Thursday, May 7, 2009

A (Very) Short Essay on Nature and Culture

A (Very) Short Essay on Nature and Culture

Jerry Cullum


As I’ve noted before, what made the modern trinity of Freud, Marx, and Darwin so satisfying for so long was that this league of extraordinary gentlemen covered all the bases: Mind, Society, and Nature. (As C. G. Jung noted about the Christian Trinity, the unacknowledged and quite untheorized masculine exclusivity of the makeup meant that a feminine fourth and more was bound to arise sooner or later, but let that pass for now.)

The problem was that very few thinkers seemed able to cover more than two of the three bases at any one time, and a generation or so ago, Marx and Freud seemed to be the logical combination. Today it seems to be Freud and Darwin, and Darwin is the dominant partner.

The late (and sometimes wrongheaded) British art critic Peter Fuller was one of the few opting for Marx and Darwin, but of course the problem is one of stopping with any of the possible dualities. The trinity is a trinity for a good reason (and ought to be a quaternity, or at least adjusted for gender within the bases of mind, society, and nature)—leaving out any of the aspects symbolized by these figures leaves one with a truncated or partially blinded analysis. The old binary of nature and culture is a better place to start, because it’s an opposition that isn’t one, once you look closely at it.

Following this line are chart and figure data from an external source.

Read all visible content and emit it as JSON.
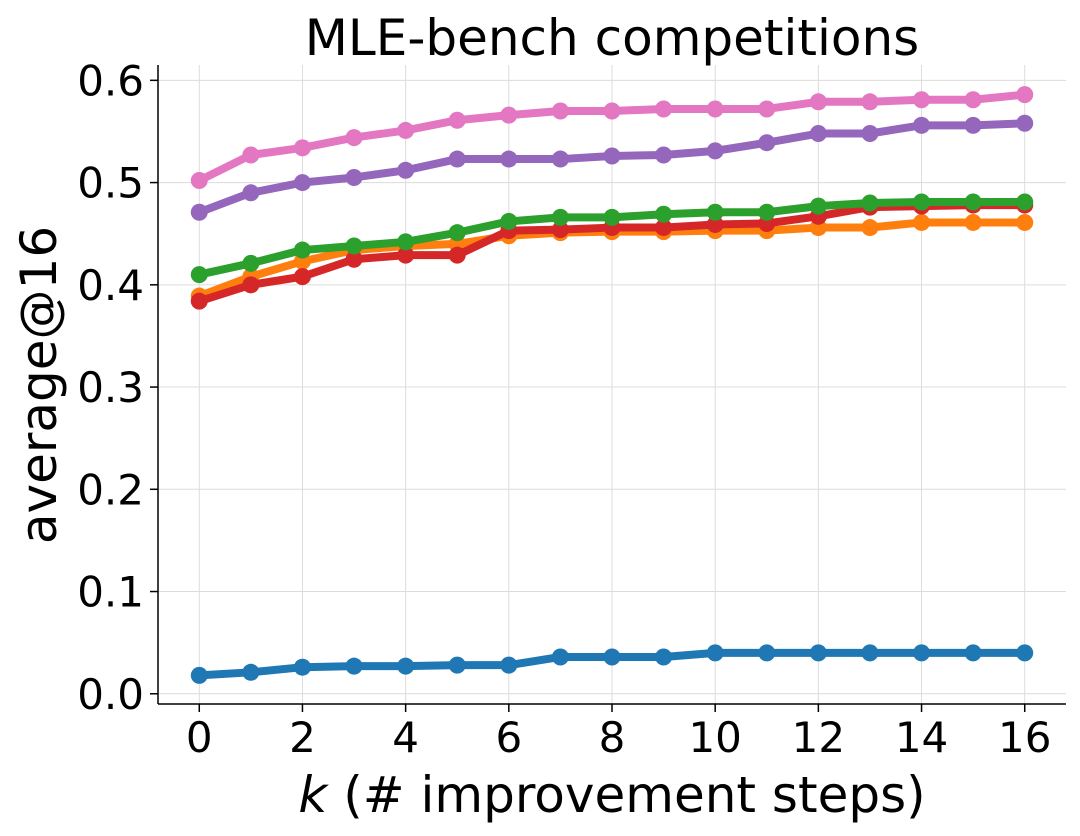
{
  "chart_data": {
    "type": "line",
    "title": "MLE-bench competitions",
    "xlabel_var": "k",
    "xlabel_rest": " (# improvement steps)",
    "ylabel": "average@16",
    "xlim": [
      -0.8,
      16.8
    ],
    "ylim": [
      -0.01,
      0.615
    ],
    "xticks": [
      0,
      2,
      4,
      6,
      8,
      10,
      12,
      14,
      16
    ],
    "xtick_labels": [
      "0",
      "2",
      "4",
      "6",
      "8",
      "10",
      "12",
      "14",
      "16"
    ],
    "yticks": [
      0.0,
      0.1,
      0.2,
      0.3,
      0.4,
      0.5,
      0.6
    ],
    "ytick_labels": [
      "0.0",
      "0.1",
      "0.2",
      "0.3",
      "0.4",
      "0.5",
      "0.6"
    ],
    "grid": true,
    "x": [
      0,
      1,
      2,
      3,
      4,
      5,
      6,
      7,
      8,
      9,
      10,
      11,
      12,
      13,
      14,
      15,
      16
    ],
    "series": [
      {
        "name": "blue",
        "color": "#1f77b4",
        "values": [
          0.018,
          0.021,
          0.026,
          0.027,
          0.027,
          0.028,
          0.028,
          0.036,
          0.036,
          0.036,
          0.04,
          0.04,
          0.04,
          0.04,
          0.04,
          0.04,
          0.04
        ]
      },
      {
        "name": "orange",
        "color": "#ff7f0e",
        "values": [
          0.389,
          0.408,
          0.423,
          0.434,
          0.438,
          0.44,
          0.448,
          0.451,
          0.452,
          0.452,
          0.453,
          0.453,
          0.456,
          0.456,
          0.461,
          0.461,
          0.461
        ]
      },
      {
        "name": "red",
        "color": "#d62728",
        "values": [
          0.384,
          0.4,
          0.408,
          0.425,
          0.429,
          0.429,
          0.453,
          0.454,
          0.456,
          0.456,
          0.459,
          0.46,
          0.467,
          0.476,
          0.477,
          0.478,
          0.478
        ]
      },
      {
        "name": "green",
        "color": "#2ca02c",
        "values": [
          0.41,
          0.421,
          0.434,
          0.438,
          0.442,
          0.451,
          0.462,
          0.466,
          0.466,
          0.469,
          0.471,
          0.471,
          0.477,
          0.48,
          0.481,
          0.481,
          0.481
        ]
      },
      {
        "name": "purple",
        "color": "#9467bd",
        "values": [
          0.471,
          0.49,
          0.5,
          0.505,
          0.512,
          0.523,
          0.523,
          0.523,
          0.526,
          0.527,
          0.531,
          0.539,
          0.548,
          0.548,
          0.556,
          0.556,
          0.558
        ]
      },
      {
        "name": "pink",
        "color": "#e377c2",
        "values": [
          0.502,
          0.527,
          0.534,
          0.544,
          0.551,
          0.561,
          0.566,
          0.57,
          0.57,
          0.572,
          0.572,
          0.572,
          0.579,
          0.579,
          0.581,
          0.581,
          0.586
        ]
      }
    ]
  }
}
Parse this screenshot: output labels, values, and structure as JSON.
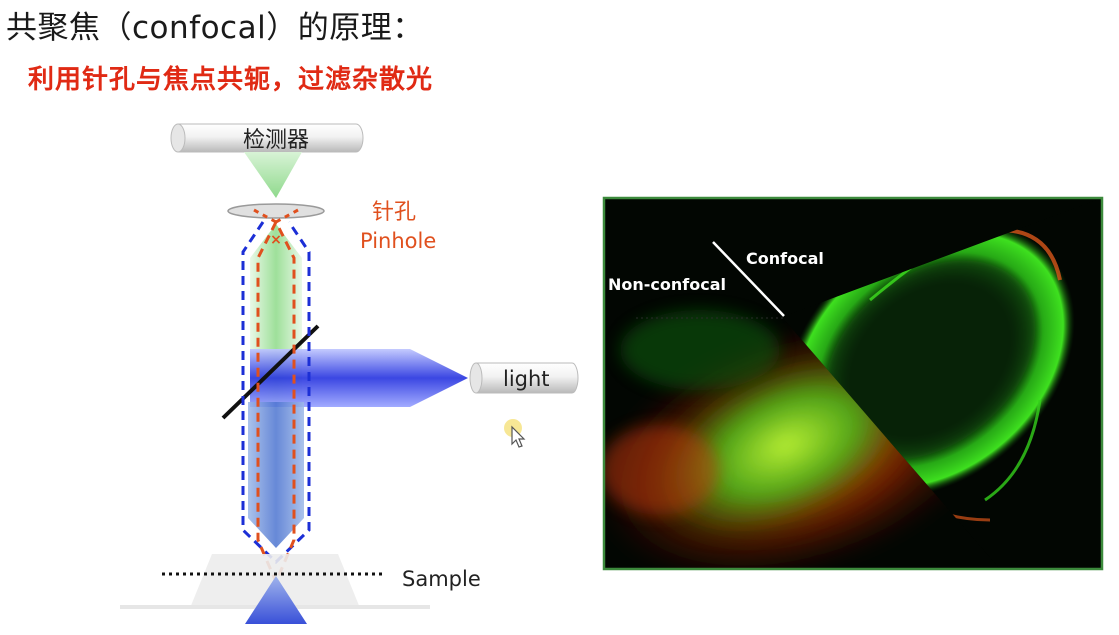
{
  "header": {
    "title": "共聚焦（confocal）的原理：",
    "subtitle": "利用针孔与焦点共轭，过滤杂散光"
  },
  "diagram": {
    "detector_label": "检测器",
    "pinhole_label_cn": "针孔",
    "pinhole_label_en": "Pinhole",
    "light_label": "light",
    "sample_label": "Sample",
    "colors": {
      "emission_beam": "#8fd98c",
      "excitation_beam": "#2a37e0",
      "confocal_path": "#e0501e",
      "nonconfocal_path": "#1c2fd6",
      "label_accent": "#e0501e"
    }
  },
  "micrograph": {
    "confocal_label": "Confocal",
    "nonconfocal_label": "Non-confocal",
    "border_color": "#3c8a3c"
  }
}
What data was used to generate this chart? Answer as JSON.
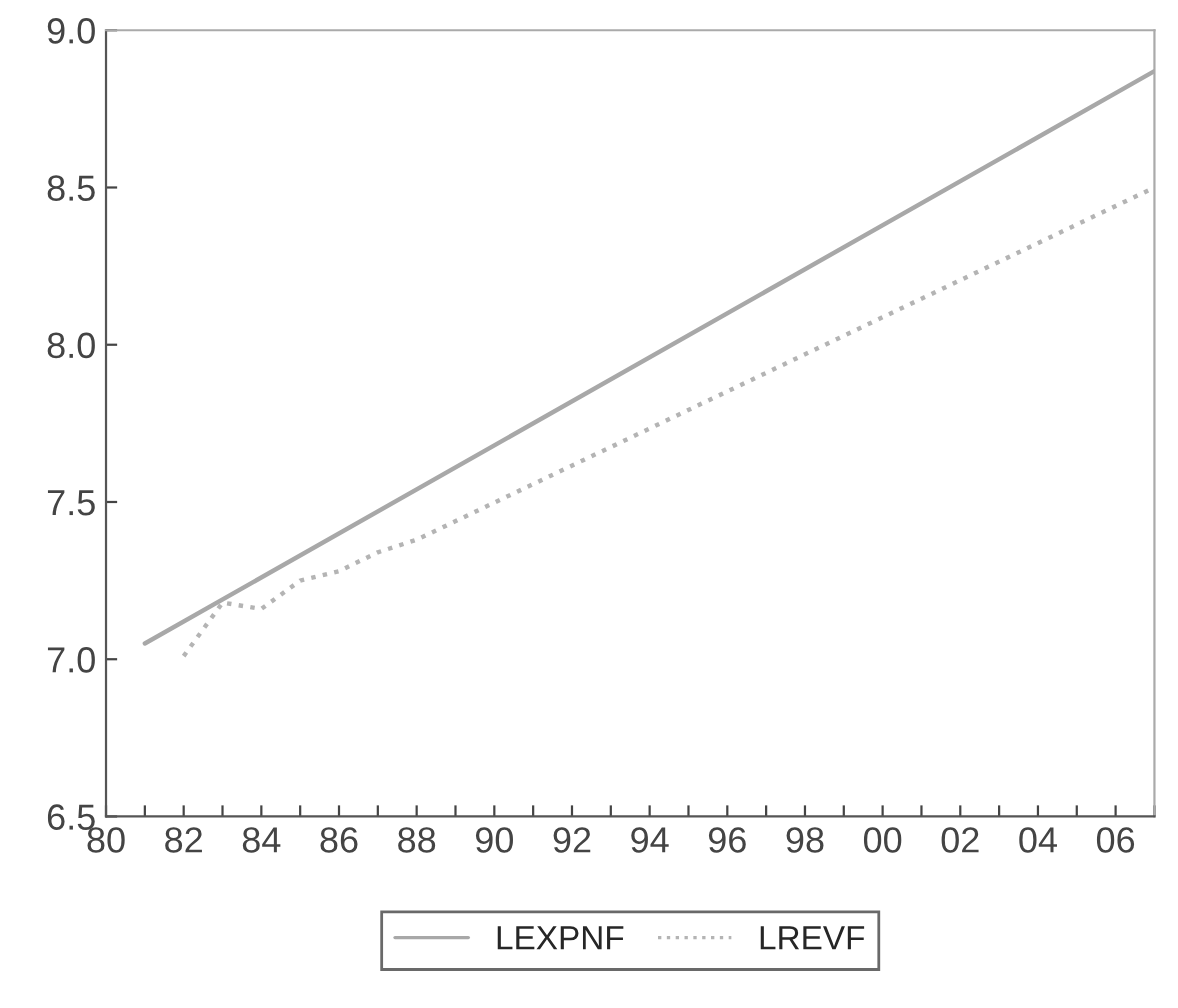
{
  "chart_data": {
    "type": "line",
    "series": [
      {
        "name": "LEXPNF",
        "color": "#a8a8a8",
        "line_style": "solid",
        "x": [
          1981,
          2007
        ],
        "values": [
          7.05,
          8.87
        ]
      },
      {
        "name": "LREVF",
        "color": "#b4b4b4",
        "line_style": "dotted",
        "x": [
          1982,
          1983,
          1984,
          1985,
          1986,
          1987,
          1988,
          2007
        ],
        "values": [
          7.01,
          7.18,
          7.16,
          7.25,
          7.28,
          7.34,
          7.38,
          8.5
        ]
      }
    ],
    "xlim": [
      1980,
      2007
    ],
    "xticks": [
      {
        "value": 1980,
        "label": "80"
      },
      {
        "value": 1981,
        "label": null
      },
      {
        "value": 1982,
        "label": "82"
      },
      {
        "value": 1983,
        "label": null
      },
      {
        "value": 1984,
        "label": "84"
      },
      {
        "value": 1985,
        "label": null
      },
      {
        "value": 1986,
        "label": "86"
      },
      {
        "value": 1987,
        "label": null
      },
      {
        "value": 1988,
        "label": "88"
      },
      {
        "value": 1989,
        "label": null
      },
      {
        "value": 1990,
        "label": "90"
      },
      {
        "value": 1991,
        "label": null
      },
      {
        "value": 1992,
        "label": "92"
      },
      {
        "value": 1993,
        "label": null
      },
      {
        "value": 1994,
        "label": "94"
      },
      {
        "value": 1995,
        "label": null
      },
      {
        "value": 1996,
        "label": "96"
      },
      {
        "value": 1997,
        "label": null
      },
      {
        "value": 1998,
        "label": "98"
      },
      {
        "value": 1999,
        "label": null
      },
      {
        "value": 2000,
        "label": "00"
      },
      {
        "value": 2001,
        "label": null
      },
      {
        "value": 2002,
        "label": "02"
      },
      {
        "value": 2003,
        "label": null
      },
      {
        "value": 2004,
        "label": "04"
      },
      {
        "value": 2005,
        "label": null
      },
      {
        "value": 2006,
        "label": "06"
      },
      {
        "value": 2007,
        "label": null
      }
    ],
    "ylim": [
      6.5,
      9.0
    ],
    "yticks": [
      6.5,
      {
        "value": 7,
        "label": "7.0"
      },
      7.5,
      {
        "value": 8,
        "label": "8.0"
      },
      8.5,
      {
        "value": 9,
        "label": "9.0"
      }
    ],
    "grid": false,
    "legend": "bottom"
  }
}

I’ve just been re-reading one of those once-new books I never got round to writing about, wherein there is a certain amount of tsk-tsking about the colonialist eighteenth century’s naturalization of the libidinal relations of heterosexuality and the social forces of domination, the life cycle of the sugarcane being presented as though within the confines of the monogamous family and the libidinal fantasies of the eighteenth-century gentleman that the riches of sugarcane made possible being played out within architectural grottoes that embodied the particular…well, that is a well-known story, and I don’t have to keep writing about it.

But there is no need to jump up and down and get all red in the face about such matters; for the truth is that we always make nature in our own (social) image, whether we are male or female, in a socialist or a capitalist or feudal society. And we make nature in our own individual psychological image, too. We pick and choose whatever metaphors we find most psychologically and socially attractive, and de-emphasize or ignore the rest, and usually we do it unconsciously. For if we were conscious of our own inconvenient truths, we might not embrace the particular set of delusions that we do.

As it is, we remain sleepwalkers, bound by our own set of personal and societally delimited delusions, and disinclined to look at the way the others have set up their own sets, except to denounce and argue against them.

But nature is nature, and ultimately it includes culture. And transcendence, if it exists, is part of nature, or nature is part of transcendence, so our religious beliefs or lack of same don’t really get us out of this particular bind of doubleness.

I find, stacked as though I had once intended to write about the two together, Arthur Danto’s Unnatural Wonders: Essays from the Gap Between Art and Life and Peter Fuller’s Theoria: Art, and the Absence of Grace. Danto’s 2005 collection and Fuller’s 1988 volume have little enough in common except the topic of art and what "nature" or the impossibility of same might come to mean. Fuller was looking at the oppositions between Marx and John Ruskin when it came to science and art, and as always presented some provocative suggestions on how to get from Victorian discomforts to postmodern discontents, via the dawning discipline of sociobiology modified by a less reductive understanding of the workings of the social imagination. (As I’ve indicated, the social imagination may be social because it is so largely unconscious…people who control the media are not necessarily aware of the distortions of their own perspective caused by their position in society combined with their own predilections when it comes to art, sex, food, or anything else, all of which may be a result of how they were brought up in early childhood….)

“What is your aim in philosophy? To show the fly the way out of the fly bottle.” But Ludwig Wittgenstein’s disciples at Cambridge seemed to think the trap within which we buzz was shaped by how we use words. In fact, it is shaped by how we use the world as well as how we think about it.

And now I am going to stop and figure out how to take pictures of the sculptures of “Moore in America” at the Atlanta Botanical Garden.

And then I do need to think about how to rescue Fuller from himself by way of Danto; for Fuller, like Denis Dutton in The Art Instinct or Brian Boyd in his about to be published book doing the same Darwinian things to literature, often seemed so infatuated with the biological substrate of art (and John Ruskin's intuitions of same) that he quite overlooked how much his own psychology determined his aesthetic tastes, or lapses in same, and how much biology is behind the most abstract of modernist artwork and the most socially committed of contemporary new media, just as our psychology and sociology are behind our particular interpretations of biology.